En cualquier caso, el sector financiero se está coordinando para alinearse mejor con la agenda climática internacional, de lo que dan prueba nuevas iniciativas como la Alianza Financiera de Glasgow para las Cero Emisiones Netas, presidida por el exgobernador del Banco de Inglaterra Mark Carney. Se ha vuelto evidente que los mandatos voluntarios de financiación sostenible que respaldan los intermediarios financieros tienen que ser mucho más estrictos que en la actualidad.
El activismo verde de los accionistas puede lograr que haya más publicación de datos sobre exposición al riesgo climático o incluso desinversión lisa y llana; pero para evitar el falso ecologismo, esa publicación debería ser obligatoria dentro de un marco claro. La creación del nuevo Consejo de Normas Internacionales de Sostenibilidad es un avance en esa dirección.

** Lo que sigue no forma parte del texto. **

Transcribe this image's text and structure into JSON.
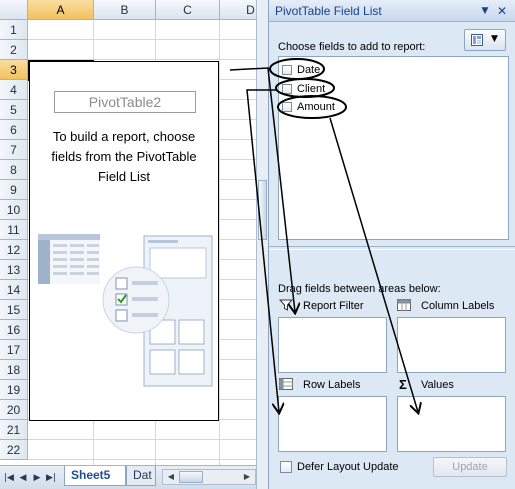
{
  "sheet": {
    "columns": [
      "A",
      "B",
      "C",
      "D"
    ],
    "selected_column": "A",
    "rows": [
      "1",
      "2",
      "3",
      "4",
      "5",
      "6",
      "7",
      "8",
      "9",
      "10",
      "11",
      "12",
      "13",
      "14",
      "15",
      "16",
      "17",
      "18",
      "19",
      "20",
      "21",
      "22"
    ],
    "selected_row": "3",
    "pivot": {
      "name": "PivotTable2",
      "instructions": "To build a report, choose fields from the PivotTable Field List"
    },
    "tabs": [
      "Sheet5",
      "Dat"
    ],
    "active_tab": "Sheet5"
  },
  "field_list": {
    "title": "PivotTable Field List",
    "choose_label": "Choose fields to add to report:",
    "fields": [
      {
        "name": "Date",
        "checked": false
      },
      {
        "name": "Client",
        "checked": false
      },
      {
        "name": "Amount",
        "checked": false
      }
    ],
    "drag_label": "Drag fields between areas below:",
    "areas": {
      "report_filter": "Report Filter",
      "column_labels": "Column Labels",
      "row_labels": "Row Labels",
      "values": "Values"
    },
    "defer_label": "Defer Layout Update",
    "defer_checked": false,
    "update_button": "Update"
  },
  "icons": {
    "close": "close-icon",
    "dropdown": "chevron-down-icon",
    "layout": "field-layout-icon",
    "filter": "funnel-icon",
    "columns": "column-labels-icon",
    "rows": "row-labels-icon",
    "values": "sigma-icon"
  },
  "colors": {
    "pane_background": "#dde8f5",
    "pane_title_text": "#15428b",
    "selected_header": "#f1c15f",
    "annotation": "#000000"
  }
}
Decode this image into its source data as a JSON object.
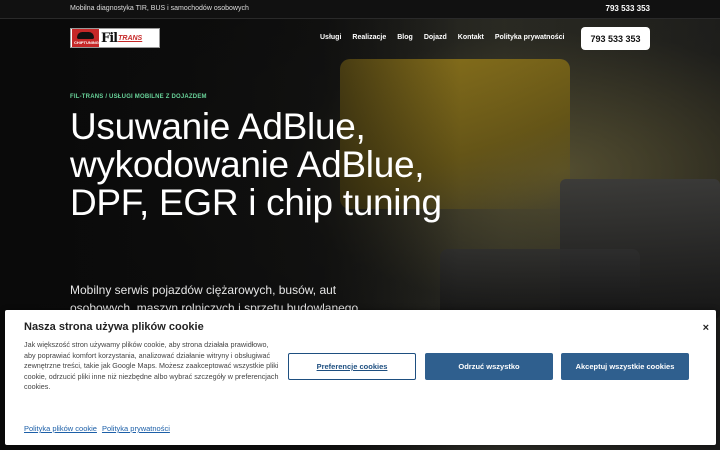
{
  "topbar": {
    "tagline": "Mobilna diagnostyka TIR, BUS i samochodów osobowych",
    "phone": "793 533 353"
  },
  "logo": {
    "chip_text": "CHIPTUNING",
    "name_fil": "Fil",
    "name_trans": "TRANS"
  },
  "nav": {
    "items": [
      "Usługi",
      "Realizacje",
      "Blog",
      "Dojazd",
      "Kontakt",
      "Polityka prywatności"
    ],
    "call_button": "793 533 353"
  },
  "hero": {
    "breadcrumb": "FIL-TRANS / USŁUGI MOBILNE Z DOJAZDEM",
    "headline": "Usuwanie AdBlue, wykodowanie AdBlue, DPF, EGR i chip tuning",
    "subtitle": "Mobilny serwis pojazdów ciężarowych, busów, aut osobowych, maszyn rolniczych i sprzętu budowlanego.",
    "peek_1": "...",
    "peek_2": "..."
  },
  "cookie": {
    "title": "Nasza strona używa plików cookie",
    "text": "Jak większość stron używamy plików cookie, aby strona działała prawidłowo, aby poprawiać komfort korzystania, analizować działanie witryny i obsługiwać zewnętrzne treści, takie jak Google Maps. Możesz zaakceptować wszystkie pliki cookie, odrzucić pliki inne niż niezbędne albo wybrać szczegóły w preferencjach cookies.",
    "btn_preferences": "Preferencje cookies",
    "btn_deny": "Odrzuć wszystko",
    "btn_accept": "Akceptuj wszystkie cookies",
    "link_cookies": "Polityka plików cookie",
    "link_privacy": "Polityka prywatności",
    "close_glyph": "×"
  },
  "colors": {
    "accent_green": "#69d39a",
    "button_blue": "#2f5f8e",
    "link_blue": "#1c5fa8",
    "brand_red": "#c62828"
  }
}
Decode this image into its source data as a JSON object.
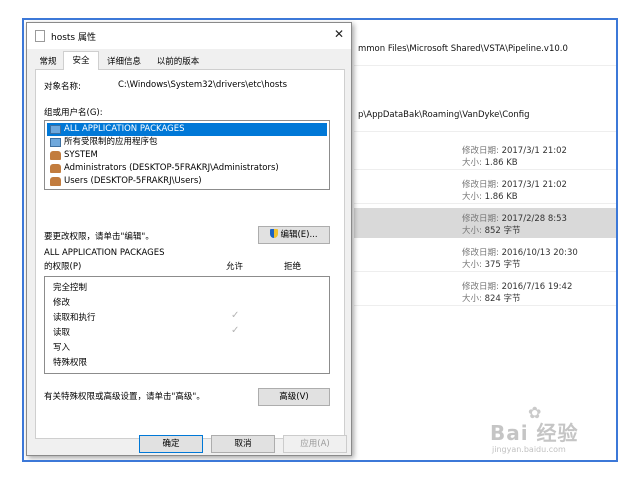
{
  "explorer": {
    "paths": [
      "mmon Files\\Microsoft Shared\\VSTA\\Pipeline.v10.0",
      "p\\AppDataBak\\Roaming\\VanDyke\\Config"
    ],
    "modified_label": "修改日期:",
    "size_label": "大小:",
    "rows": [
      {
        "modified": "2017/3/1 21:02",
        "size": "1.86 KB"
      },
      {
        "modified": "2017/3/1 21:02",
        "size": "1.86 KB"
      },
      {
        "modified": "2017/2/28 8:53",
        "size": "852 字节"
      },
      {
        "modified": "2016/10/13 20:30",
        "size": "375 字节"
      },
      {
        "modified": "2016/7/16 19:42",
        "size": "824 字节"
      }
    ]
  },
  "dialog": {
    "title": "hosts 属性",
    "close_symbol": "✕",
    "tabs": [
      "常规",
      "安全",
      "详细信息",
      "以前的版本"
    ],
    "active_tab": "安全",
    "object_name_label": "对象名称:",
    "object_name_value": "C:\\Windows\\System32\\drivers\\etc\\hosts",
    "group_label": "组或用户名(G):",
    "principals": [
      "ALL APPLICATION PACKAGES",
      "所有受限制的应用程序包",
      "SYSTEM",
      "Administrators (DESKTOP-5FRAKRJ\\Administrators)",
      "Users (DESKTOP-5FRAKRJ\\Users)"
    ],
    "selected_principal": "ALL APPLICATION PACKAGES",
    "edit_hint": "要更改权限，请单击\"编辑\"。",
    "edit_button": "编辑(E)...",
    "perm_for_line1": "ALL APPLICATION PACKAGES",
    "perm_for_line2": "的权限(P)",
    "allow_header": "允许",
    "deny_header": "拒绝",
    "permissions": [
      {
        "name": "完全控制",
        "allow": false
      },
      {
        "name": "修改",
        "allow": false
      },
      {
        "name": "读取和执行",
        "allow": true
      },
      {
        "name": "读取",
        "allow": true
      },
      {
        "name": "写入",
        "allow": false
      },
      {
        "name": "特殊权限",
        "allow": false
      }
    ],
    "check_symbol": "✓",
    "advanced_hint": "有关特殊权限或高级设置，请单击\"高级\"。",
    "advanced_button": "高级(V)",
    "ok_button": "确定",
    "cancel_button": "取消",
    "apply_button": "应用(A)"
  },
  "watermark": {
    "text": "Bai 经验",
    "paw": "✿",
    "url": "jingyan.baidu.com"
  },
  "colors": {
    "frame": "#3c78d8",
    "selection": "#0078d7",
    "selected_row": "#d9d9d9"
  }
}
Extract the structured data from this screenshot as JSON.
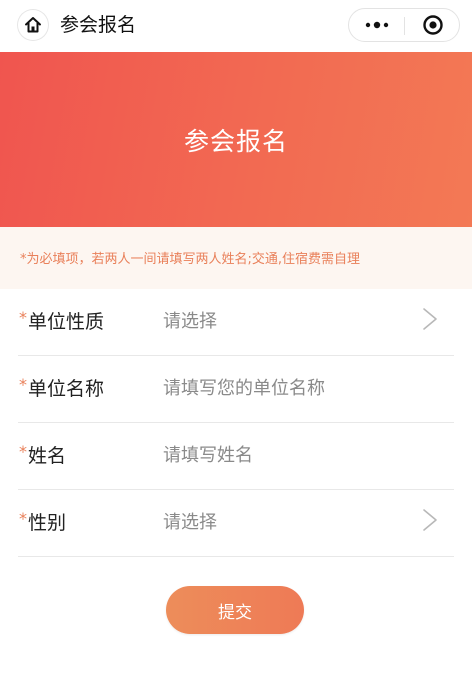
{
  "nav": {
    "title": "参会报名",
    "home_icon": "home-icon",
    "more_icon": "more-dots-icon",
    "close_icon": "target-close-icon"
  },
  "banner": {
    "title": "参会报名",
    "color_start": "#f0554f",
    "color_end": "#f37955"
  },
  "notice": {
    "text": "*为必填项，若两人一间请填写两人姓名;交通,住宿费需自理",
    "color": "#e9805a"
  },
  "form": {
    "fields": [
      {
        "required_mark": "*",
        "label": "单位性质",
        "placeholder": "请选择",
        "type": "select"
      },
      {
        "required_mark": "*",
        "label": "单位名称",
        "placeholder": "请填写您的单位名称",
        "type": "text"
      },
      {
        "required_mark": "*",
        "label": "姓名",
        "placeholder": "请填写姓名",
        "type": "text"
      },
      {
        "required_mark": "*",
        "label": "性别",
        "placeholder": "请选择",
        "type": "select"
      }
    ]
  },
  "submit": {
    "label": "提交",
    "color": "#ee7a56"
  }
}
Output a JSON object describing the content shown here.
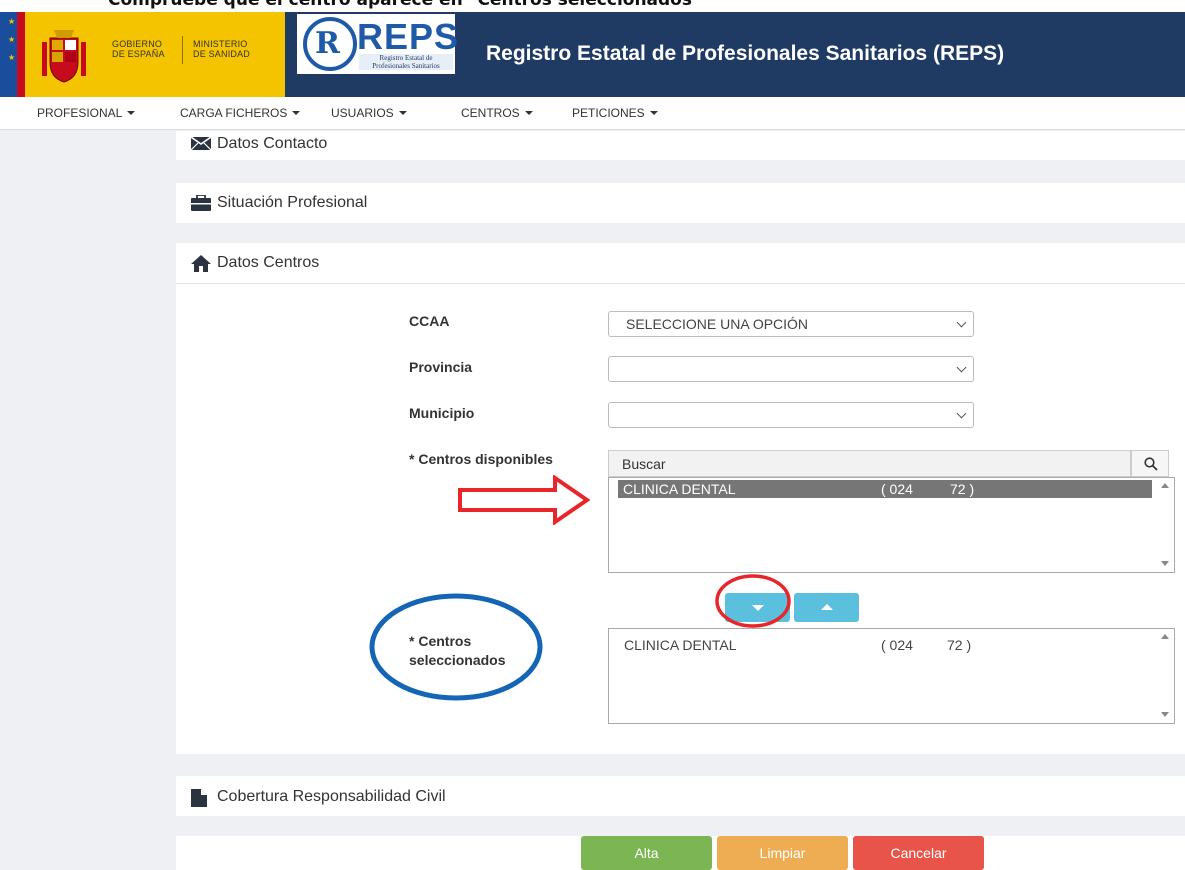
{
  "caption": "Compruebe que el centro aparece en \"Centros seleccionados\"",
  "header": {
    "gov_line1": "GOBIERNO",
    "gov_line2": "DE ESPAÑA",
    "ministry_line1": "MINISTERIO",
    "ministry_line2": "DE SANIDAD",
    "logo_word": "REPS",
    "logo_sub1": "Registro Estatal de",
    "logo_sub2": "Profesionales Sanitarios",
    "title": "Registro Estatal de Profesionales Sanitarios (REPS)"
  },
  "nav": {
    "items": [
      {
        "label": "PROFESIONAL"
      },
      {
        "label": "CARGA FICHEROS"
      },
      {
        "label": "USUARIOS"
      },
      {
        "label": "CENTROS"
      },
      {
        "label": "PETICIONES"
      }
    ]
  },
  "sections": {
    "contacto": "Datos Contacto",
    "situacion": "Situación Profesional",
    "centros": "Datos Centros",
    "cobertura": "Cobertura Responsabilidad Civil"
  },
  "form": {
    "ccaa_label": "CCAA",
    "ccaa_value": "SELECCIONE UNA OPCIÓN",
    "provincia_label": "Provincia",
    "provincia_value": "",
    "municipio_label": "Municipio",
    "municipio_value": "",
    "disponibles_label": "* Centros disponibles",
    "search_value": "Buscar",
    "disponibles_items": [
      {
        "name": "CLINICA DENTAL",
        "code_a": "( 024",
        "code_b": "72 )"
      }
    ],
    "seleccionados_label_1": "* Centros",
    "seleccionados_label_2": "seleccionados",
    "seleccionados_items": [
      {
        "name": "CLINICA DENTAL",
        "code_a": "( 024",
        "code_b": "72 )"
      }
    ]
  },
  "actions": {
    "alta": "Alta",
    "limpiar": "Limpiar",
    "cancelar": "Cancelar"
  },
  "colors": {
    "header_bg": "#1f3a63",
    "gov_yellow": "#f5c400",
    "move_button": "#5bc0de",
    "alta": "#7cb554",
    "limpiar": "#eead52",
    "cancelar": "#e8544a",
    "annotation_red": "#e8262a",
    "annotation_blue": "#1565b7"
  }
}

Finalmente, para promover una economía verde también son esenciales la regulación financiera y las políticas de los bancos centrales. Sobre todo después de la crisis financiera de 2007‑09, los bancos centrales tienen el mandato de garantizar la estabilidad financiera, y por ser el cambio climático un riesgo sistémico tendrán que incorporarlo a sus marcos prudenciales. También tendrán que fomentar un entorno de publicación de datos más transparente, que permita una correcta cotización del riesgo climático (aunque esto es más fácil decirlo que hacerlo). Muchos bancos centrales ya están haciendo pruebas de estrés climático y elaborando escenarios de transición prospectivos.
Más discutida es la cuestión de si los programas de compra de activos de los bancos centrales deberían favorecer y hasta qué punto los activos verdes (o penalizar a los marrones) y hasta qué punto habría que adecuar los requisitos de capital a criterios de sostenibilidad. ¿Corresponde imponer a préstamos marrones exigencias de capital mayores a las que surgirían del mero cálculo de riesgos (o conceder descuentos a los préstamos verdes)? Estas alternativas serían innecesarias en un mundo donde hubiera una correcta fijación de precios del carbono, pero ese escenario es todavía muy lejano.
Los objetivos climáticos de la comunidad internacional siguen siendo muy ambiciosos, sobre todo para un mundo caracterizado por la rivalidad entre grandes potencias. No es común que actores con intereses disímiles trabajen en equipo. Para ello tienen que ponerse de acuerdo sobre un curso de acción compartido, y el «palabrerío» es el primer paso para lograrlo.